After this process of engaging loop 72 with lip 56 has been completed, a jig 84, a piece of bait 86 and hook 80 are allowed to dangle below threading hole 44 on end 76 of fishing line 74, while bobber 20 is suspended upside down from pole 82 by means of second side 78 of line 74, as shown in FIG. 12. Thus the assembly of fishing rod 82, line 74, bobber 20, jig 84, bait 86 and hook 80 is held securely by gravitation through threading hole 44 and mechanical forces at recessed lip 56, as shown. Now caster 22 of bobber 20 is ready to be loaded.

All components of first end 76 of fishing line 74 (namely jig 84, bait 86 and hook 80) are now manually put inside of body 30 of caster 22 as shown at FIG. 13. The assembly is now ready for casting.

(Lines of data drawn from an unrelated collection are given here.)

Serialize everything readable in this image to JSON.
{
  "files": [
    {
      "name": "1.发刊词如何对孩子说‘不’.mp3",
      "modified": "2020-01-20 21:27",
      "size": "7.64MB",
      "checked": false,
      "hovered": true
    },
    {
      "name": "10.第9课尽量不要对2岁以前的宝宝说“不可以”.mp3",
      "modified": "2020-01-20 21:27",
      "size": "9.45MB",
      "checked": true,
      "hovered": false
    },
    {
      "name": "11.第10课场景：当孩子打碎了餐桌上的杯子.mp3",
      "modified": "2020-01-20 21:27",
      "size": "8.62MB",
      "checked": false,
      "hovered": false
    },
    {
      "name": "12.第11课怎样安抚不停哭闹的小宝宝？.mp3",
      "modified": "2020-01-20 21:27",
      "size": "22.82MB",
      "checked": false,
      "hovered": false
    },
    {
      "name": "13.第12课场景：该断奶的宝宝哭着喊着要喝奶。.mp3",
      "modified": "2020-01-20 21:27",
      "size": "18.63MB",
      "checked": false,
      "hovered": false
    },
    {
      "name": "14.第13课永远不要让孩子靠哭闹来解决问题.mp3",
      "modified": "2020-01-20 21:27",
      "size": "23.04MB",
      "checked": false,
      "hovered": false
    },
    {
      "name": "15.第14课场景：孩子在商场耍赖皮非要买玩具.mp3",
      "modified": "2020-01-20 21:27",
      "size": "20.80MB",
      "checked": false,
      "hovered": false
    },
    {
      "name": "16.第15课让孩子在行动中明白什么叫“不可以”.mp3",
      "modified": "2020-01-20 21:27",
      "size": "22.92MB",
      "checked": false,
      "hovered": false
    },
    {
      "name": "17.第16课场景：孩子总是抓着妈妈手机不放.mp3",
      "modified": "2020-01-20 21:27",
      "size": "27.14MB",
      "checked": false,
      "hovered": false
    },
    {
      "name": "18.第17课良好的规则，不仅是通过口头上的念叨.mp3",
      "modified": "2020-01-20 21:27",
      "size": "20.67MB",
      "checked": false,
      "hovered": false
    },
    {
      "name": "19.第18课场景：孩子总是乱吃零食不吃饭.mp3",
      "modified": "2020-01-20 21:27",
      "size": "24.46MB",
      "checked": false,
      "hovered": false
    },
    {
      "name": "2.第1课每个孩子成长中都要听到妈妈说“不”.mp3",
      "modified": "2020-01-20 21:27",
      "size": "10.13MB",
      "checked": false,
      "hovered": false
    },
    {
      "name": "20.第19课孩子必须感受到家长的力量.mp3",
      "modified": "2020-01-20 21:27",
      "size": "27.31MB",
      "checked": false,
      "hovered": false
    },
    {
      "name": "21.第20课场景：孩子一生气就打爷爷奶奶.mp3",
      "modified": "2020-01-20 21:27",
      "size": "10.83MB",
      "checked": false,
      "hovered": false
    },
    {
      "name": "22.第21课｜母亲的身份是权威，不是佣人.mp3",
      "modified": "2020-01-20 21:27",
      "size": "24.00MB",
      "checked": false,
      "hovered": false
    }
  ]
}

Fishing operation will now be discussed. A fisherman (not shown) may now grasp pole 82 and make an overhead cast in the conventional manner (i.e. with jig 84, bait 86, hook 80 and most of line 74 located on first side 76 are contained in the interior of caster 22). Because hook 80 is enclosed in caster body 30 there is no chance of the person casting (or anyone close by) getting hooked. The cast can be made accurately because it is overhand and because essentially all load weight is contained in caster body 30. When bobber 20 hits the water (not shown) it moves to an upright position, such as shown in FIG. 1. Now jig 84, bait 86 and hook 80 gravitationally sink down to the appropriate level, i.e. the predetermined length of first end 76 chosen by the fisherman to extend from threaded hole 44. Vents 40 aid caster body 30 in dispelling air from the interior thereof. Once the jig 84, bait 86 and hook 88, have reached the appropriate level below the water surface, the fisherman may then leave the bobber 20 in place in the water for as long as desired. Whenever another cast is desired, bobber 20 is easy to locate because of bobber coloring and the lighting of stick 26, especially in thick foliage or at night.

Whenever reeling in line 74, the load on line 74 is reduced (i.e. easier to reel) because of elliptical vents 40 aligned with the direction of water flow through the interior of caster body 30, which is the same as the axis indicated by reference numeral 42 in FIG. 13. Escape of water while reeling in, is further enhanced by cone 46 which routes water to vents 40 as reeling occurs.

The differences between the previously discussed operation and that when sinker 20′ is utilized, will now be discussed. On casting, when sinker hat 58 strikes the water, hole 59 allows some water to fill in to the cavity of sinker hat 58. Then sinker 20′ flips so that it is in the orientation shown in FIG. 5. At that point, sinker 20′ sinks more rapidly due to the weight of water already partially filling the cavity in sinker hat 58. The relationship of the diameter of hole 59 to the shape of sinker hat 58 and volume of the sinker hat cavity should be optimized for the action described immediately above. Also, upon reeling in sinker 20′, the cavity is drained of water upon extraction from the surface of the water and therefore sinker 20′ is immediately ready for another cast, except for re-loading of bait 86, etc., into the caster body 22.

It should be apparent that the invention not only accomplishes the major functions required from such systems but does so in a particularly advantageous manner. It should be equally apparent, however, that various minor and equivalent modifications from the embodiments disclosed herein for illustrative purposes could be employed without departing from the essence of the invention. It is to be understood, therefore, that the invention should be regarded as encompassing not only the subject matter literally defmed by the claims which follow, but also technical equivalents thereof.